A chain-and-sprocket system drives the window open and closed. The chain runs horizontally along the frame bottom, powered by a NEMA 23 stepper motor on one end with an idler sprocket on the other. Laser-cut finger joints in the acrylic window interface directly with the chain links, converting rotational motion to smooth linear translation.

I initially prototyped a 3D printed gear & rack system, but applying torque at a single corner caused binding; the chain distributes force evenly across the window width. I salvaged the sprockets from a discarded bicycle, both for sustainibility and reliable hardware, then 3D printed a custom adapter to mount the sprocket directly to the motor shaft. Getting proper chain tension proved to be one of the trickier integration challenges; too loose and it would skip teeth, too tight and it wouldn't move. The design scales easily to larger windows by extending the chain and swapping to a larger sprocket.

The system monitors temperature and air quality on both sides of the window. Two temperature sensors and two particulate matter sensors are wired to an Arduino Uno, which decides when to actuate based on configurable thresholds. The control logic uses a 3°F temperature differential threshold with rolling average smoothing across 50 samples to filter sensor noise, and a 20 second reference update to prevent hunting between open and closed states as conditions change gradually. I initially tested with a larger stepper motor but downsized to the NEMA 23 after bench testing showed it provided sufficient torque with lower power draw.
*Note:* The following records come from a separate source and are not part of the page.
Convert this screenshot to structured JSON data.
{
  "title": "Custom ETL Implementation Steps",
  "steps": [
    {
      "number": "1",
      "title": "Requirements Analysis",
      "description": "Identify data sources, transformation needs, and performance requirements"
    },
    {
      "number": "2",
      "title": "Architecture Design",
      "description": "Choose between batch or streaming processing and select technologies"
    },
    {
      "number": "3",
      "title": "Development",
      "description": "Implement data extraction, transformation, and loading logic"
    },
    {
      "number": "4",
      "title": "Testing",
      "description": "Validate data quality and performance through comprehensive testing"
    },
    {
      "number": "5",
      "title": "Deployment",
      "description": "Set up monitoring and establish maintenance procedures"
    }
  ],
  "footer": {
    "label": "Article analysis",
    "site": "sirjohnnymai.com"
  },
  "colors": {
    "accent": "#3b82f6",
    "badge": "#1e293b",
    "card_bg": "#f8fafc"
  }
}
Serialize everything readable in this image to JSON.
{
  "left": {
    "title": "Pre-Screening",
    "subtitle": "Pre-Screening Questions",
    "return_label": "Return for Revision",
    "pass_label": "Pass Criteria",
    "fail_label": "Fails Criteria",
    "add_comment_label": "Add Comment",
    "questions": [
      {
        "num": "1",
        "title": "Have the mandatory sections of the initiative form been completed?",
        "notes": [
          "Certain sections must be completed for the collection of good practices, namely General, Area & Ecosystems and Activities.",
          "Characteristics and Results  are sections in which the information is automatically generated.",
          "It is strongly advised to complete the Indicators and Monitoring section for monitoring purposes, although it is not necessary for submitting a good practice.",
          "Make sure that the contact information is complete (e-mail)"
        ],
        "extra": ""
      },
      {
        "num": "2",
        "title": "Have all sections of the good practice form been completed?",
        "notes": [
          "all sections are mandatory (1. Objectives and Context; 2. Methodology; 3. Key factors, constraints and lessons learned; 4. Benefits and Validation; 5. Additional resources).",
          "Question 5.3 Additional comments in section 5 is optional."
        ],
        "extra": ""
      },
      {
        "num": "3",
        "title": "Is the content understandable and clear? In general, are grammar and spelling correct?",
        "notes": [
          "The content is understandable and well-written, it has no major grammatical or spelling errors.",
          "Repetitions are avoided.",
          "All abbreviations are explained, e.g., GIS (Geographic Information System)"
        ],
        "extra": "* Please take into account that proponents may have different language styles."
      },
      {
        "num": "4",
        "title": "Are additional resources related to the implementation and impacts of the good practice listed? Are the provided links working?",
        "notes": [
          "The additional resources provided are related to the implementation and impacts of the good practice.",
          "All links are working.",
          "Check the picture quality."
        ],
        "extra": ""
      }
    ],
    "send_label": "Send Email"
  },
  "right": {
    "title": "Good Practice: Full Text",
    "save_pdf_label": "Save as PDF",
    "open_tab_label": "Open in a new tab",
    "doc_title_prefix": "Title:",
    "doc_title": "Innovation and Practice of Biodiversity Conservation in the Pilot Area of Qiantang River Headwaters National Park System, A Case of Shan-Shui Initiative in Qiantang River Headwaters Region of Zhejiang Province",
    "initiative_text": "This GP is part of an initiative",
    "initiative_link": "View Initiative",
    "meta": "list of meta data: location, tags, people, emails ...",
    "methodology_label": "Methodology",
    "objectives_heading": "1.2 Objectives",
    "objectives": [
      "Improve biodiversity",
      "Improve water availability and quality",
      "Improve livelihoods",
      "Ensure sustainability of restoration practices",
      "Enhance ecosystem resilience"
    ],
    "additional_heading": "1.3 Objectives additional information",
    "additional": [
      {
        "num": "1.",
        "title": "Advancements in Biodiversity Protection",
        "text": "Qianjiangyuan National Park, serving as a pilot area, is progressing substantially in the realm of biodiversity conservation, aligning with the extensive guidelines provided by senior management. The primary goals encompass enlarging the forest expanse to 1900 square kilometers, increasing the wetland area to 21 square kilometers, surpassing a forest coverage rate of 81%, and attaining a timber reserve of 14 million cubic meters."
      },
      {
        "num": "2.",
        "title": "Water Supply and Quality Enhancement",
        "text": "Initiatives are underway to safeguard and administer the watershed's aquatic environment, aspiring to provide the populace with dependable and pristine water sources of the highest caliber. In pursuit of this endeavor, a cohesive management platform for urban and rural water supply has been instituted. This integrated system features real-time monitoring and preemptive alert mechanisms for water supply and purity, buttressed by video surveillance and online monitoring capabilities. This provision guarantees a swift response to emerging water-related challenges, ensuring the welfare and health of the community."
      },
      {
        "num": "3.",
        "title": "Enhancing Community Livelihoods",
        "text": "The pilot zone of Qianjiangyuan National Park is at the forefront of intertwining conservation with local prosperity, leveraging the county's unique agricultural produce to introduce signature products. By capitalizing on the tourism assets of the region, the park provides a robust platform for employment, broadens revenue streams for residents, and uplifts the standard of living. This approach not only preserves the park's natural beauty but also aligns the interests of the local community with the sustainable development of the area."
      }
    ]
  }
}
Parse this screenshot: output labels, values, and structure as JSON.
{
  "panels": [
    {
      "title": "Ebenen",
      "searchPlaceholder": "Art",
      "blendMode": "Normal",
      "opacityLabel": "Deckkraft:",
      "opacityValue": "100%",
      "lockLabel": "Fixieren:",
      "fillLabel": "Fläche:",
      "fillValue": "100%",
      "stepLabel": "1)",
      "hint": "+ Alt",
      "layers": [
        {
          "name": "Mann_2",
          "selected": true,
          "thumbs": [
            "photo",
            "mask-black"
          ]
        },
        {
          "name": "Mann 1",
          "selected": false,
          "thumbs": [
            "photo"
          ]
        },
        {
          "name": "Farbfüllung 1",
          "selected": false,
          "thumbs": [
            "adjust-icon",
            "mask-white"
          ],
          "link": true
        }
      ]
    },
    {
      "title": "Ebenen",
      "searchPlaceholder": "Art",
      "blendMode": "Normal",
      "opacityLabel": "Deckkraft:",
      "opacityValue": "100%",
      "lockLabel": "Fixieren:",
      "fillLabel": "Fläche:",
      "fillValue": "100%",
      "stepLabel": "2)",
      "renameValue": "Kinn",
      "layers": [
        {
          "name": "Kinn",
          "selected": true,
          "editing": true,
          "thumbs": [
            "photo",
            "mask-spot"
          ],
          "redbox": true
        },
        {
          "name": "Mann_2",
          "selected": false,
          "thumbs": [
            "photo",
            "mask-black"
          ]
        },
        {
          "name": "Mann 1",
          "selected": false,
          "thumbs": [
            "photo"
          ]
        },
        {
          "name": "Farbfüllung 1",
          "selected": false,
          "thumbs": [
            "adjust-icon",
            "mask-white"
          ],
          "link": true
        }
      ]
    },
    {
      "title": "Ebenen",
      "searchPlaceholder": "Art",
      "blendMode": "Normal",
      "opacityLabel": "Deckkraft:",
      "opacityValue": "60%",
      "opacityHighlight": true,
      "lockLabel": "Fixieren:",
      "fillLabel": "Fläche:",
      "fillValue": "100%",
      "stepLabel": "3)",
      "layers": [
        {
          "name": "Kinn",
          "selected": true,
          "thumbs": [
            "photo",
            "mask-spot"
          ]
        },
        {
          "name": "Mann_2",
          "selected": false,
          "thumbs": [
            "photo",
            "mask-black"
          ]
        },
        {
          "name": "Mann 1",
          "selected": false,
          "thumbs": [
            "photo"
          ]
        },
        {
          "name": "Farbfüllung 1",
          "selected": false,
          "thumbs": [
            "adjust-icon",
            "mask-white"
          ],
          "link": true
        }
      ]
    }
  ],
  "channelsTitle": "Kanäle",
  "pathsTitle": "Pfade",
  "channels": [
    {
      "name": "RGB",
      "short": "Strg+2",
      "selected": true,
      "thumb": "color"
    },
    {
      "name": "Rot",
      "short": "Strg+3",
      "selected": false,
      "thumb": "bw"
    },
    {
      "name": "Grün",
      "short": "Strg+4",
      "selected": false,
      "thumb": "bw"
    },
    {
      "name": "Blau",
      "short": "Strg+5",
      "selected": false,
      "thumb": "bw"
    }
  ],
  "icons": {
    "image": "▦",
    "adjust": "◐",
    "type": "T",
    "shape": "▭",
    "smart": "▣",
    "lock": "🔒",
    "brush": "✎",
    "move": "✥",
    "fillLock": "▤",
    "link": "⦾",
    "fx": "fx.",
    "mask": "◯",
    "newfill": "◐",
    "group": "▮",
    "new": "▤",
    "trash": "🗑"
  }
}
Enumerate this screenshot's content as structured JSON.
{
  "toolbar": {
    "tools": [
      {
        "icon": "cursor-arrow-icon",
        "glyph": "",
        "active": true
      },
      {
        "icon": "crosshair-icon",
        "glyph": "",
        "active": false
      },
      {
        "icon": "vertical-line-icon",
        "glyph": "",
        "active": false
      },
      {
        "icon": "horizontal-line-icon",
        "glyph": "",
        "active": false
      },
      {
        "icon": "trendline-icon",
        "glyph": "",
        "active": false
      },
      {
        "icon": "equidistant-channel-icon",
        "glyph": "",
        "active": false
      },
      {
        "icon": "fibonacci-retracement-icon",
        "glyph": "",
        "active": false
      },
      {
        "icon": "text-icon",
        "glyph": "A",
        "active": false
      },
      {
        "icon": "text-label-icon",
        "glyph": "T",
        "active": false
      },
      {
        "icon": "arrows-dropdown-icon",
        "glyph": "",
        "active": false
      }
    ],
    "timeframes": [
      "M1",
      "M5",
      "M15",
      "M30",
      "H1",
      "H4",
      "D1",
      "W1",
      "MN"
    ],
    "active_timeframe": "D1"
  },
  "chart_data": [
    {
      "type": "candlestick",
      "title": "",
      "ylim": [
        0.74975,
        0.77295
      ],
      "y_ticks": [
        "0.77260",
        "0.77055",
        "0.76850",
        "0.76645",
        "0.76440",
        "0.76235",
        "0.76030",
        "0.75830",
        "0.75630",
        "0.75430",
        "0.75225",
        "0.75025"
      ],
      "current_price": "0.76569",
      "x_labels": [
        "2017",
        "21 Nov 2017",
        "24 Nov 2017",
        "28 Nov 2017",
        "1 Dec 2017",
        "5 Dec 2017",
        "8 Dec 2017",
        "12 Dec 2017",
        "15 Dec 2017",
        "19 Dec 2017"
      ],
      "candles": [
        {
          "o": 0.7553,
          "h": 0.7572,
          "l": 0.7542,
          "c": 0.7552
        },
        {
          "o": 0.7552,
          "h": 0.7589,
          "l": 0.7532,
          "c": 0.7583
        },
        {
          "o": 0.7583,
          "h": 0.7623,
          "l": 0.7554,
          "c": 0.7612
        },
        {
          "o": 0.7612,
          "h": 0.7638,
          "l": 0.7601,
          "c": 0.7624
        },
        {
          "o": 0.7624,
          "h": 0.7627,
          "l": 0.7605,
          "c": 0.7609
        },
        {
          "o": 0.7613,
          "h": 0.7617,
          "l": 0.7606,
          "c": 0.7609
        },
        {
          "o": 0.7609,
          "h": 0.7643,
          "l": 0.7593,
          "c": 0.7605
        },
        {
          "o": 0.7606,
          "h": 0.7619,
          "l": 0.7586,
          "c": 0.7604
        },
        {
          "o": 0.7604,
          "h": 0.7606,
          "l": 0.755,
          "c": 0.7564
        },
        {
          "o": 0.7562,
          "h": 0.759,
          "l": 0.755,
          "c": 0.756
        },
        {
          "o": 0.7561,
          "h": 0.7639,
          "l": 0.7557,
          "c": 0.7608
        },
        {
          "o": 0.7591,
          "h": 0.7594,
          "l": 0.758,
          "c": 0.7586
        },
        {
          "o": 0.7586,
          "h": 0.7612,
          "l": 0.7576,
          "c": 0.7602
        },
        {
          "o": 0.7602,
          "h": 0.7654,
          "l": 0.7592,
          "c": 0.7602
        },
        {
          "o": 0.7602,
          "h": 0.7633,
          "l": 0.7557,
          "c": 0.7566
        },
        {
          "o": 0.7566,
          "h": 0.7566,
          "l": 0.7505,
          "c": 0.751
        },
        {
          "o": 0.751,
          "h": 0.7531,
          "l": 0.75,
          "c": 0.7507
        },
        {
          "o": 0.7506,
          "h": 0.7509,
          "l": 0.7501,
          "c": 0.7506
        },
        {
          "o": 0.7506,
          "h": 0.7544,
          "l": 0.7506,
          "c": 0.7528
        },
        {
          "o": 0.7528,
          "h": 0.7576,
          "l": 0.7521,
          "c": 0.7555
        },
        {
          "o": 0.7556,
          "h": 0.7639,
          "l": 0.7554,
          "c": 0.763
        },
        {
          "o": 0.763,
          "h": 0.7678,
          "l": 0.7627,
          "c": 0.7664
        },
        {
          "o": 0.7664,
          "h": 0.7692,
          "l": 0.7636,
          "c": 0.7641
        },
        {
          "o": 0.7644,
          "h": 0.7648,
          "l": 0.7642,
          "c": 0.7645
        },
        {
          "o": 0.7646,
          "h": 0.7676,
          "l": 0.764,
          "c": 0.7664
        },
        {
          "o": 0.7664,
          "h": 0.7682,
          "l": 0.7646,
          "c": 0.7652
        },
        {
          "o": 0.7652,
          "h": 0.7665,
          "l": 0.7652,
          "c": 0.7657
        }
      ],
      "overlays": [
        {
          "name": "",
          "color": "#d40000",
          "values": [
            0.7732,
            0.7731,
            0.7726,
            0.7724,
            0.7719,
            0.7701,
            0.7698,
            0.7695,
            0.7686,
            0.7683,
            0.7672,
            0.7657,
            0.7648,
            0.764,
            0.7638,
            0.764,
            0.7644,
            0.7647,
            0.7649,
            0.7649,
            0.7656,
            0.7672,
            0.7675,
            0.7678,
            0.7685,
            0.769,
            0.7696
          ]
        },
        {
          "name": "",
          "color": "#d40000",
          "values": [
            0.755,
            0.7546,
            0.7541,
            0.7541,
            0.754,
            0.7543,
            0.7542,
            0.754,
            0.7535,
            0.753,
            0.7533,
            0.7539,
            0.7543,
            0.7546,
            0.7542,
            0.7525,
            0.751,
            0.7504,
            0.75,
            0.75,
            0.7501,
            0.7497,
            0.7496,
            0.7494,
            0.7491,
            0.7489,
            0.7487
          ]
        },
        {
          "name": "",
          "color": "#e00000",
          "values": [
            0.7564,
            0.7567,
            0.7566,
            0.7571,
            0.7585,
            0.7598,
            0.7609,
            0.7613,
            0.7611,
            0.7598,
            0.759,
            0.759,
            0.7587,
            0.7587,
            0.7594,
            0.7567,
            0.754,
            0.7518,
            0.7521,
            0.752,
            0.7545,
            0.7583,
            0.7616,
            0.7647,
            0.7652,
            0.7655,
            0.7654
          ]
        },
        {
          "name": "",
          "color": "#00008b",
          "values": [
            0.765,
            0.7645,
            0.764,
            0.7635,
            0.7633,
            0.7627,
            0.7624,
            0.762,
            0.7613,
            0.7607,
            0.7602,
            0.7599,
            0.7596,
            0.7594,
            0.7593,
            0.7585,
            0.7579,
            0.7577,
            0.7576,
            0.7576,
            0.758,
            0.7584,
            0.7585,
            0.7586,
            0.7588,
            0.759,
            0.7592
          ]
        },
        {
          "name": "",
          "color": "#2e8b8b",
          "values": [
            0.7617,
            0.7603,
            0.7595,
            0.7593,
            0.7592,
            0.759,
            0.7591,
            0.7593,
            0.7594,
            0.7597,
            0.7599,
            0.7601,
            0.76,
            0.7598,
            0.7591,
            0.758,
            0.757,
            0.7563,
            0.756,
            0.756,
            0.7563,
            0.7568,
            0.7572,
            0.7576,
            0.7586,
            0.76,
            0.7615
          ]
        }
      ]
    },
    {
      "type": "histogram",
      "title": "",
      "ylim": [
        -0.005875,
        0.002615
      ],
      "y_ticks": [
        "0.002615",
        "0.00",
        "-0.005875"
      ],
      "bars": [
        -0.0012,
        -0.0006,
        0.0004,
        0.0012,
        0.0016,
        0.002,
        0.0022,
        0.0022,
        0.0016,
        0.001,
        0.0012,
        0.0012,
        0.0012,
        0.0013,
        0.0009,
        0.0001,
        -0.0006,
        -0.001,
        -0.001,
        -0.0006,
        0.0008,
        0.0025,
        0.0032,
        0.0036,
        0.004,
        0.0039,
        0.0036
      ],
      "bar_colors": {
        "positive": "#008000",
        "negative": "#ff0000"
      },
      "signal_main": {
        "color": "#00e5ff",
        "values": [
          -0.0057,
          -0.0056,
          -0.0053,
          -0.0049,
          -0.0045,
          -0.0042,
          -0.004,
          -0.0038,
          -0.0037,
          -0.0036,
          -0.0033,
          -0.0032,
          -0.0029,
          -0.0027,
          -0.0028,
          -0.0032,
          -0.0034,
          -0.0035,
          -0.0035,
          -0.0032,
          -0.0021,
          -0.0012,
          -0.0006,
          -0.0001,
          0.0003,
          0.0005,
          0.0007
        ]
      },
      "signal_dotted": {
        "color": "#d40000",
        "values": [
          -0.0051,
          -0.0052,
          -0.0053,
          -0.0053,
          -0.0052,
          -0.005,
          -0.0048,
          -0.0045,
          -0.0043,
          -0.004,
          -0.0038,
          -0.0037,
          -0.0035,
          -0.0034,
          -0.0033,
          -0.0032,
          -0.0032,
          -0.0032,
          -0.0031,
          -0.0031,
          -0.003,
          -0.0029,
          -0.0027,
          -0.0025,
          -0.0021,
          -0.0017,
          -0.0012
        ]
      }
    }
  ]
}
I tuned the stepper to run at 2.7A with 800 step microstepping for quiet operation.

I designed a three layer frame construction: an exterior structural layer, a middle spacing layer that houses the chain mechanism, and an interior layer for mounting electronics. I milled half-lap joints into both outer layers for strength; the spacing layer allows the drive system to be assembled independently before final integration.

Acrylic window panes ride on standard drawer slides for low friction travel, while the stepper provides holding power to ensure the window can't be easily forced open. I also tuned the motor torque so it can't overpower a hand caught in the window, which was an important safety consideration for any automated closing mechanism. I housed the electronics in a clear acrylic enclosure to protect from dust while remaining accessible for the purposes of our prototype.

At 20 cycles per day, the window consumes roughly 0.5 kWh annually, which is negligible compared to the ~2,500 kWh a typical residential HVAC draws.

The window responds within seconds to temperature changes; as you can see in the video, body heat via holding the sensor is enough to trigger actuation. With a system of smart windows, residential HVAC could be cut significantly using a night flush cooling strategy, averaging annual savings of 1000+ kWh and $200+. We presented the working prototype at the CU Boulder Engineering Exposition, where it received strong interest from attendees and won the Most Impactful award.